Pariwisata Indonesia harus dibangun dengan sebuah filosofi. Ini penting. “Jangan melawan kehebatan orang (negara) lain, tapi lawanlah dengan keunggulan yang tidak dimiliki orang (negara) lain,” ujar Doni.
Contoh kongkrit, hotel Nihi adalah sebuah anomali dari stigma kata “mewah” atau luxury di bidang sarana akomodasi. Model seperti Nihi-lah yang seharusnya dibangun dan dikembangkan di objek-objek wisata Indonesia. “Jangan bangun hotel berbentuk bangunan tinggi. Tidak mungkin kita bisa mengalahkan hotel pencakar langit super mewah yang ada di New York, Shanghai, dan kota-kota besar modern lain,” katanya.
Sebaliknya, bangunlah resort di hutan-hutan, di lahan gambut, di tepi pantai, di pinggir hutan bakau, dan tempat-tempat eksotik lain, yang bukan kekuatan negara lain. Tentu dengan memperhatikan dan merawat alam agar tidak rusak. “Terbayang kan, bagaimana kalau ada resort di tengah hutan. Beberapa kamar dibangun di atas pohon. Itu yang harus dijual kepada turis asing yang kaya-kaya. Termasuk kepada konsumen domestik dari kelompok the have,” papar Doni.
Sajikan Lokal
Sekilas hal itu mengingatkan saya pada satu peristiwa yang melibatkan nama Jusuf Kalla pada tahun 2013, meski dalam konteks yang berbeda. Begini ceritanya.
Alkisah, para tokoh yang tergabung dalam Centrist Asia-Pacific Democrats International atau CAPDI bertemu untuk membahas peranan mereka dalam rekonsiliasi konflik dan antisipasi perubahan iklim. Kedua topik itu menjadi fokus agenda sidang kedua Majelis Umum CAPDI di Makassar, Sulawesi Selatan, Senin (20/5/2013).
Konferensi CAPDI saat itu, dihadiri ratusan peserta dari 19 negara. Beberapa tokoh penting yang hadir, antara lain, Perdana Menteri Kamboja Hun Sen, mantan Presiden Filipina Fidel Ramos, mantan Ketua DPR Filipina Jose de Venecia, dan mantan Perdana Menteri Nepal Madhav Kumar.
Sebagai tuan rumah, JK memperhatikan detail sampai ke soal jamuan. Bahkan untuk menyiapkan hidangan buat para tokoh CAPDI, panitia mendatangkan chef hotel bintang lima asal Jakarta. Tersebutlah, chef menyiapkan menu steak.

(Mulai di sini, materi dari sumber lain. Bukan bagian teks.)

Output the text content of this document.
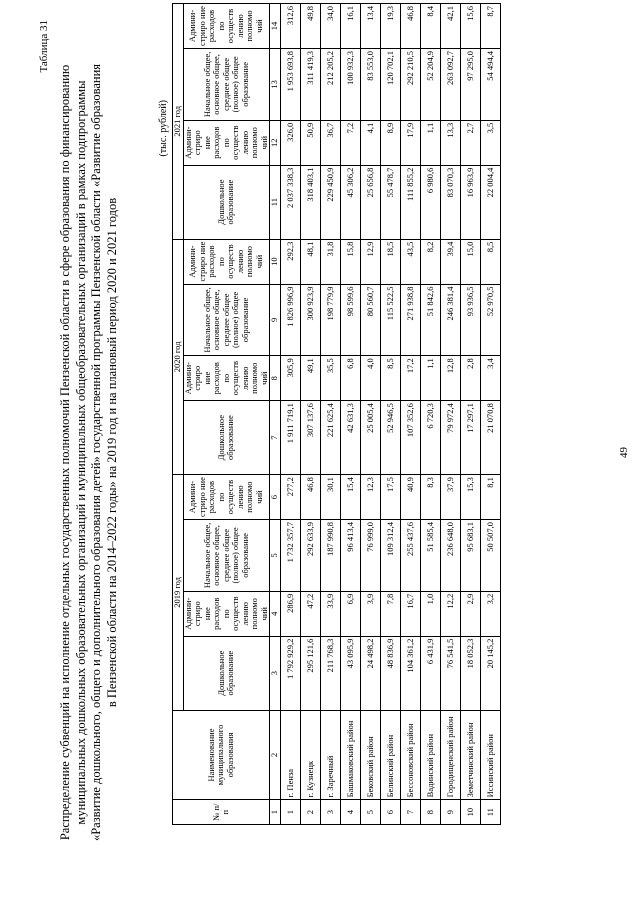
Таблица 31
Распределение субвенций на исполнение отдельных государственных полномочий Пензенской области в сфере образования по финансированию муниципальных дошкольных образовательных организаций и муниципальных общеобразовательных организаций в рамках подпрограммы «Развитие дошкольного, общего и дополнительного образования детей» государственной программы Пензенской области «Развитие образования в Пензенской области на 2014–2022 годы» на 2019 год и на плановый период 2020 и 2021 годов
(тыс. рублей)
№ п/п	Наименование муниципального образования	2019 год				2020 год				2021 год			
		Дошкольное образование	Админи-стриро ние расходов по осуществ лению полномо чий	Начальное общее, основное общее, среднее общее (полное) общее образование	Админи-стриро ние расходов по осуществ лению полномо чий	Дошкольное образование	Админи-стриро ние расходов по осуществ лению полномо чий	Начальное общее, основное общее, среднее общее (полное) общее образование	Админи-стриро ние расходов по осуществ лению полномо чий	Дошкольное образование	Админи-стриро ние расходов по осуществ лению полномо чий	Начальное общее, основное общее, среднее общее (полное) общее образование	Админи-стриро ние расходов по осуществ лению полномо чий
1	2	3	4	5	6	7	8	9	10	11	12	13	14
1	г. Пенза	1 792 929,2	286,9	1 732 357,7	277,2	1 911 719,1	305,9	1 826 996,9	292,3	2 037 338,3	326,0	1 953 693,8	312,6
2	г. Кузнецк	295 121,6	47,2	292 633,9	46,8	307 137,6	49,1	300 923,9	48,1	318 403,1	50,9	311 419,3	49,8
3	г. Заречный	211 768,3	33,9	187 990,8	30,1	221 625,4	35,5	198 779,9	31,8	229 450,9	36,7	212 205,2	34,0
4	Башмаковский район	43 095,9	6,9	96 413,4	15,4	42 631,3	6,8	98 599,6	15,8	45 306,2	7,2	100 932,3	16,1
5	Бековский район	24 498,2	3,9	76 999,0	12,3	25 005,4	4,0	80 560,7	12,9	25 656,8	4,1	83 553,0	13,4
6	Белинский район	48 836,9	7,8	109 312,4	17,5	52 946,5	8,5	115 522,5	18,5	55 478,7	8,9	120 702,1	19,3
7	Бессоновский район	104 361,2	16,7	255 437,6	40,9	107 352,6	17,2	271 938,8	43,5	111 855,2	17,9	292 210,5	46,8
8	Вадинский район	6 431,9	1,0	51 585,4	8,3	6 720,3	1,1	51 842,6	8,2	6 980,6	1,1	52 204,9	8,4
9	Городищенский район	76 541,5	12,2	236 648,0	37,9	79 972,4	12,8	246 381,4	39,4	83 070,3	13,3	263 092,7	42,1
10	Земетчинский район	18 052,3	2,9	95 683,1	15,3	17 297,1	2,8	93 936,5	15,0	16 963,9	2,7	97 295,0	15,6
11	Иссинский район	20 145,2	3,2	50 507,0	8,1	21 070,8	3,4	52 970,5	8,5	22 004,4	3,5	54 494,4	8,7
49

Sontak JK protes, “Eh, apa ini! Bubarkan! Kalian setengah mati bikin steak, belum tentu bisa melawan steak yang biasa mereka makan di negara asalnya. Ganti!”
JK pun secara spesifik meminta panitia menyiapkan menu udang, kepiting, ikan bakar baronang, cobe-cobe, palumara, dan menu-menu lokal lainnya.
Seorang panitia melempar usul, dan mencoba menyela, “Tapi, pak…. Nanti kasihan para perdana menteri terkena asap ikan bakar.” Sambil tertawa JK, menjawab, “Biar saja. Biar mereka merasakan atmosfer kuliner khas Indonesia. Saya yakin, itu akan membuat mereka terkesan.”
Kepada chef pun, JK mencoba memberi pemahaman tentang pentingnya “menjual” lokalitas Indonesia, termasuk dalam hal kuliner. Kepada orang Barat, jangan sekali-kali menghidangkan steak, tapi sajikan nasi gudeg, mangut, sayur daun kelor, ikan tuna, aneka olahan sagu, dan lain-lain. Soal di lidah mereka cocok atau tidak, itu soal lain. Tapi kesan yang kita berikan, itu yang akan mereka ingat sepanjang hidupnya, begitulah memang.
Keberpihakan Lokal
Nah, kembali ke Nihi Sumba. Hotel resort ini benar-benar menjual eksotisme alam Sumba. Harganya pun tidak murah. Salah satu kamar di resort ini ada yang tarifnya 10.000 dollar AS per malam, atau setara dengan Rp 150 juta per malam.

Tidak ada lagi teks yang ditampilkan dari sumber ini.